Field Type Description
results_number integer Total number of results returned
search_type string Type of search performed (for example, hybrid_search, vector_search, full_text_search, image_search, multimodal_search)
collection string Milvus collection name used

SearchChunksResponse

Returned by: search_hybrid, search_vector, search_text, search_image.

Field Type Description
results list[ToolChunkResult] List of matching chunks
metadata SearchMetadata Search operation metadata

MultimodalSearchResponse

Returned by: search_multimodal.

Field Type Description
text_chunks list[ToolChunkResult] Text search results
image_chunks list[ToolChunkResult] Image search results (IDs only)
metadata SearchMetadata Search metadata

CollectionInfo

Field Type Description
name string Collection name
description string \| null Collection description
status string Collection status (for example, "active", "deleting")
created_at string ISO 8601 creation timestamp

CollectionsResponse

Returned by: get_available_collections.

Field Type Description
collections list[CollectionInfo] List of accessible collections
total_count integer Total number of collections returned

Response codes

The JSON-RPC response returns errors in the error field.

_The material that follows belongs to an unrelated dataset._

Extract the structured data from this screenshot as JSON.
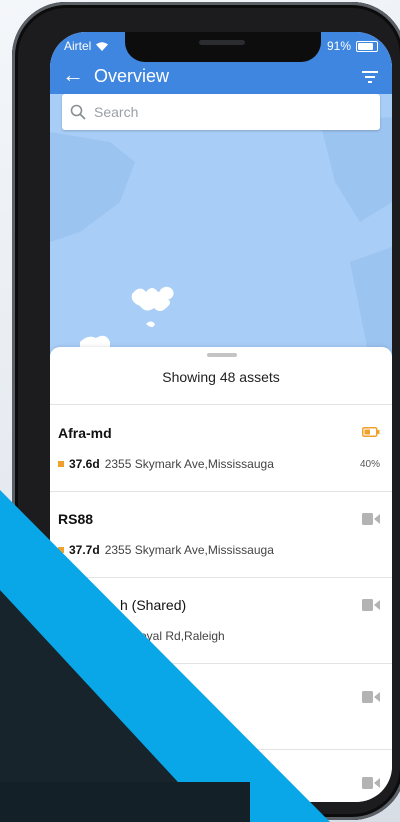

These codes apply to all tools.

Code Description
-32600 Invalid Request — the JSON-RPC request is malformed.
-32601 Method not found — the requested MCP method doesn't exist.
-32602 Invalid params — tool arguments failed schema validation (for example, top_n out of range).
-32603 Internal error — unexpected server error or missing auth token.